At Well Street Fitness, we’re all about helping you feel strong, resilient, and ready for whatever life throws your way. But what if your immune system needs a little extra support? If you’re someone who catches every cold that goes around or just feels run-down more often than you’d like, it might be time to explore one of the most underrated recovery tools out there: contrast therapy.
That’s right — we’re talking about the powerful combo of wet sauna and cold plunge. It’s not just trendy wellness hype. This ancient practice has real science behind it, and it could be the missing link in your recovery and immune health routine.
Unlike dry saunas that crank up the heat to 180°F+, our wet sauna operates at a gentler 110°F–130°F. But don’t let the lower temps fool you — the high humidity makes the heat feel deeper and more intense. That steam opens up your airways, loosens mucus, and helps clear out your sinuses. If you’re prone to seasonal colds or allergies, this alone can be a game-changer.
Plus, the heat still triggers a mild stress response in your body, known as hormesis. This activates heat shock proteins, boosts circulation, and supports immune cell activity. You’ll sweat, detox, and feel your body shift into repair mode — all without needing to bake in a dry sauna.
After your steam session, stepping into our cold plunge — set at a brisk 43°F — might sound intense, but it’s where the magic happens. Cold exposure causes your blood vessels to constrict, sending blood to your core. When you warm back up, those vessels dilate, flushing your system and improving circulation.
Even more impressive? Cold plunges stimulate norepinephrine, a neurotransmitter that boosts alertness and immune function. They also increase white blood cell counts and reduce inflammation — two key factors in fighting off illness and speeding up recovery.

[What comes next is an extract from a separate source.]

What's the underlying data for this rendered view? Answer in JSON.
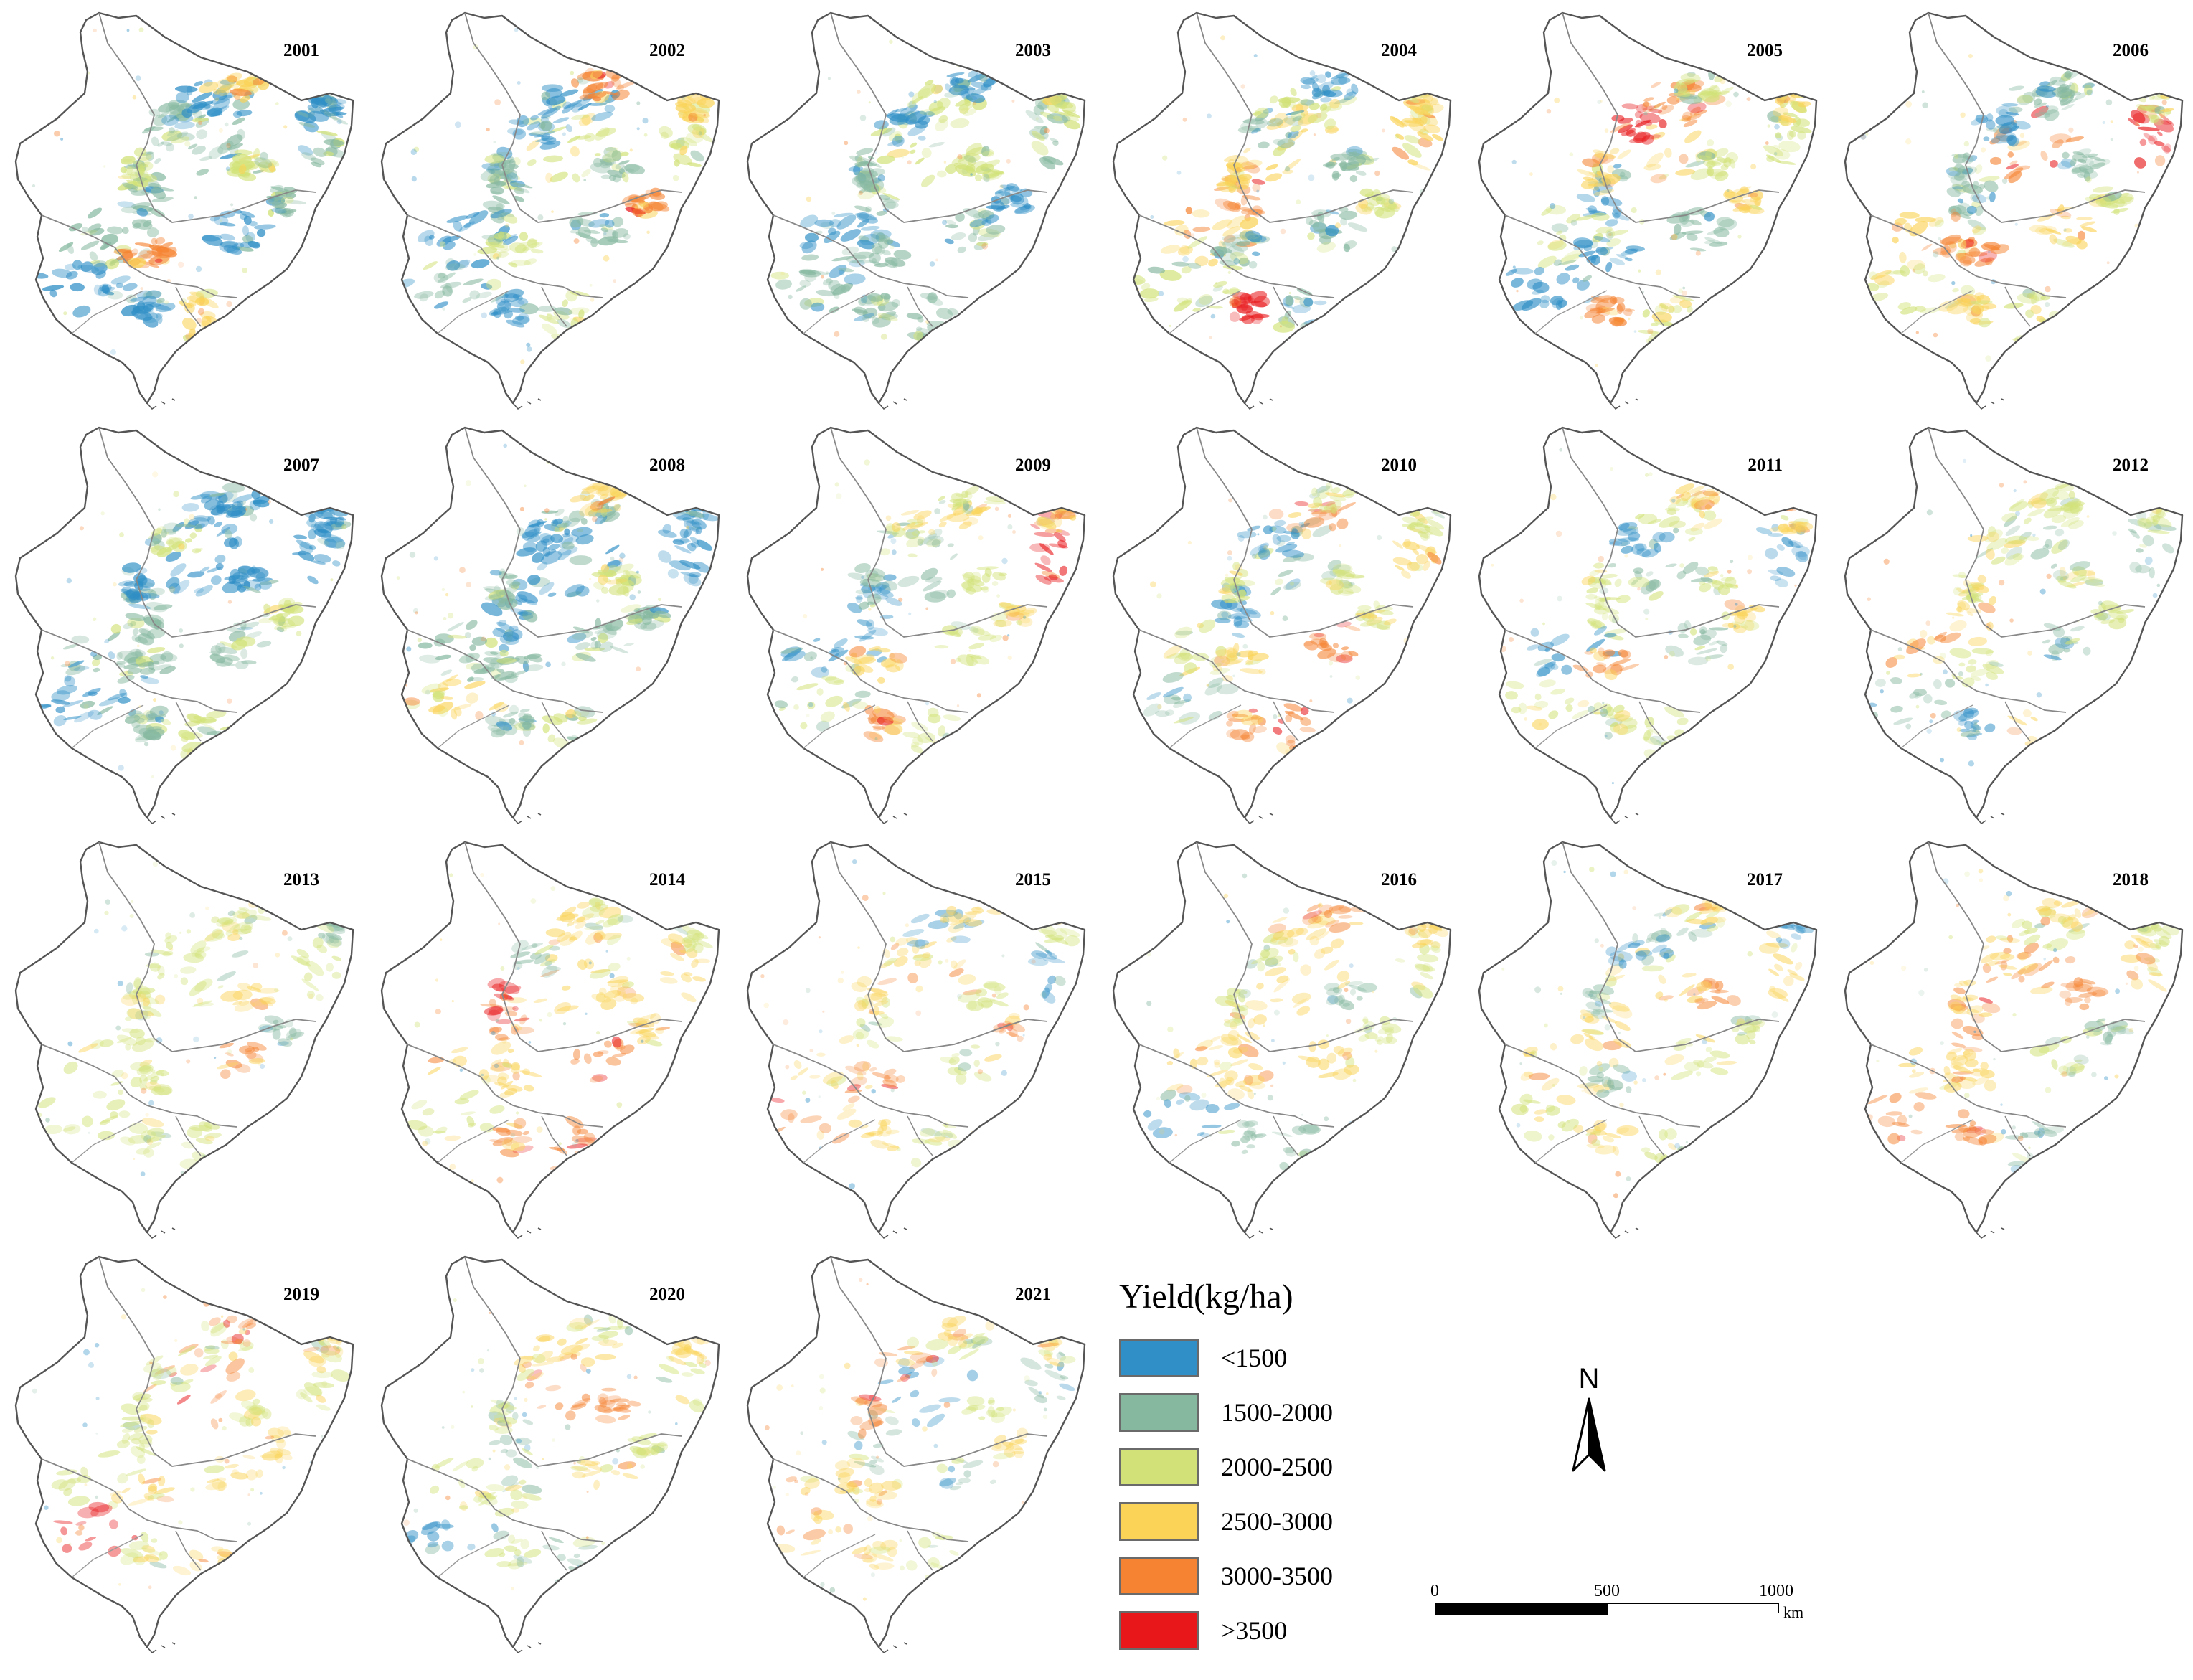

Alternating between hot and cold — even just a few rounds — trains your body to adapt to stress and recover faster. It’s like a workout for your nervous system and immune system combined. You’ll leave feeling refreshed, energized, and more resilient.
Studies show that regular sauna use can reduce the incidence of common colds, and cold exposure has been linked to stronger immune responses. But beyond the science, our members tell us they just feel better: fewer sick days, better sleep, and more bounce in their step.
Start slow. Try 10–15 minutes in the wet sauna, followed by 1–2 minutes in the 43°F cold plunge. Repeat if you’re feeling brave. And as always, listen to your body — if you have any health concerns, check with your doctor first.
This isn’t just recovery. It’s resilience training. And it might be the simplest way to help your body stay strong, season after season.